I got edits back on my New Writing Book, and that probably deserves a bit of its own story: so, I pitched a book that was essentially a sequel to Damn Fine Story. It was more genre-focused, meant to drill down into how genre affects narrative. But with Writer’s Digest going away for a minute before getting bought by PRH, and with the pandemic, the book’s future was in question — and then I also felt like, hey, I don’t know if I even have the interest in writing that particular book right now. Never mind the fact that I don’t want to launch internecine genre battles on Twitter, I also just felt like my heart wasn’t in it. But there was a different book I had in mind, so I pitched something else to replace it: a book based off my gentle writing advice threads on Twitter and here at the blog. So I wrote that book, and that’s now the book that should one day exist. I suspect it’ll just be called Gentle Writing Advice? We shall see.
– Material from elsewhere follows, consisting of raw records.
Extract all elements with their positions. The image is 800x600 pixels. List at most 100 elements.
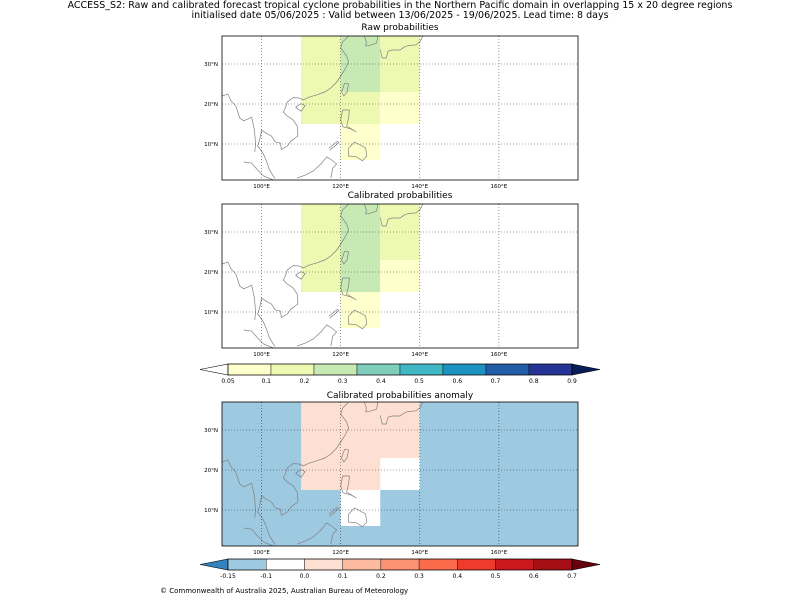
coastline [348,507,368,528]
colorbar-tick-label: 0.3 [338,378,348,385]
colorbar-tick-label: 0.5 [491,573,501,580]
coastline [340,475,357,499]
coastline [328,506,340,517]
x-tick-label: 160°E [491,550,508,556]
colorbar-tick-label: 0.3 [414,573,424,580]
y-tick-label: 10°N [204,310,218,316]
probability-cell [380,260,420,292]
x-tick-label: 100°E [253,352,270,358]
colorbar-probability: 0.05 0.1 0.2 0.3 0.4 0.5 0.6 0.7 0.8 0.9 [199,363,601,385]
probability-cell [380,92,420,124]
colorbar-tick-label: 0.7 [491,378,501,385]
coastline [348,141,368,162]
panel-title-calibrated: Calibrated probabilities [347,191,453,201]
colorbar-tick-label: 0.2 [300,378,310,385]
coastline [341,250,350,265]
coastline [243,161,274,180]
colorbar-segment [356,363,401,376]
colorbar-tick-label: 0.5 [414,378,424,385]
coastline [297,522,338,545]
probability-cell [340,204,381,292]
probability-cell [340,402,381,490]
colorbar-tick-label: 0.6 [453,378,463,385]
colorbar-segment [266,558,305,571]
y-tick-label: 10°N [204,142,218,148]
x-tick-label: 100°E [253,550,270,556]
coastline [295,271,306,280]
coastline [243,329,274,348]
coastline [340,109,357,133]
colorbar-tick-label: 0.2 [376,573,386,580]
colorbar-segment [533,558,573,571]
y-tick-label: 30°N [204,428,218,434]
x-tick-label: 100°E [253,184,270,190]
colorbar-tick-label: -0.15 [220,573,236,580]
colorbar-tick-label: 0.1 [261,378,271,385]
coastline [222,93,256,153]
x-tick-label: 140°E [411,184,428,190]
colorbar-tick-label: 0.7 [567,573,577,580]
colorbar-segment [380,558,420,571]
coastline [379,204,424,227]
colorbar-segment [399,363,444,376]
y-tick-label: 20°N [204,468,218,474]
coastline [364,402,379,413]
colorbar-extend-low [199,558,229,571]
coastline [341,82,350,97]
coastline [328,308,340,319]
y-tick-label: 30°N [204,230,218,236]
colorbar-tick-label: 0.6 [529,573,539,580]
colorbar-segment [485,363,530,376]
map-panel-anomaly: 100°E 120°E 140°E 160°E 10°N 20°N 30°N [204,401,579,556]
colorbar-extend-low [199,363,229,376]
probability-cell [340,292,381,328]
x-tick-label: 160°E [491,352,508,358]
colorbar-segment [528,363,573,376]
colorbar-extend-high [571,363,601,376]
coastline [222,459,256,519]
colorbar-tick-label: 0.8 [529,378,539,385]
probability-cell [340,124,381,160]
colorbar-segment [418,558,458,571]
coastline [379,402,424,425]
colorbar-tick-label: 0.9 [567,378,577,385]
colorbar-anomaly: -0.15 -0.1 0.0 0.1 0.2 0.3 0.4 0.5 0.6 0.7 [199,558,601,580]
colorbar-segment [313,363,358,376]
colorbar-segment [457,558,496,571]
colorbar-frame [227,558,573,571]
colorbar-tick-label: 0.0 [300,573,310,580]
colorbar-tick-label: 0.05 [221,378,235,385]
coastline [243,527,274,546]
coastline [348,309,368,330]
colorbar-tick-label: 0.1 [338,573,348,580]
colorbar-extend-high [571,558,601,571]
coastline [222,261,256,321]
coastline [341,448,350,463]
panel-title-anomaly: Calibrated probabilities anomaly [326,391,474,401]
colorbar-tick-label: -0.1 [260,573,272,580]
colorbar-segment [495,558,534,571]
colorbar-segment [227,363,272,376]
figure-title-line1: ACCESS_S2: Raw and calibrated forecast t… [67,0,733,11]
coastline [364,204,379,215]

I’m currently writing my new apple horror book, which uhhh, is a horror book involving apples? Yeah. It’s a thing. (I think of it as a vampire novel without any actual vampires in it.) It was once called The Orchard, it may now be called The Apple of Harrow, or it may land on a third title, but I’m like, 30-40k into it, and I’m digging it so far, so I’m hoping y’all will dig it, too. That should be out… ennnh, roughly fall 2023? Good Lord Willing and the Covid Don’t Rise, that is.
Folks have asked about a sequel to Dust & Grim and as yet, there’s no news there — we pitched sequels, and are waiting to hear back. More as I know it.
I miiiiiight have some fresh tasty comic work coming out in the next year.
I have film and TV news that I can’t share, because such is the way.
Ta-da.
Petrified Oranges
Please, if you love excellent things, watch Our Flag Means Death. A deeply earnest, weird, wonderful, empathetic, murderous, pirate-based rom-com.
And Now, Photos
Photos from the trip, below!
Wait One More Thing
Kevin made me partake in something called either a New York System Wiener or a Rhode Island Hot Wiener, the former of which sounds like a thing an artificial intelligence made up, the latter just, y’know, porn.
It is a kind of chili dog unique-ish to Rhode Island — a red hot on a toasty bun covered in yellow mustard, a kind of meaty treacle adjacent to chili (which may or may not be made of beef heart) and raw onions. They were horrible and delicious, as many things of their ilk are. (Spam, f’rex. I love Spam. It’s horrible.)
The hot dogs haunted me for the rest of the day, first as a kind of volcanic heartburn, and later as, uhh, well let’s just go with, “if my bowels were haunted by oniony meat-ghosts.”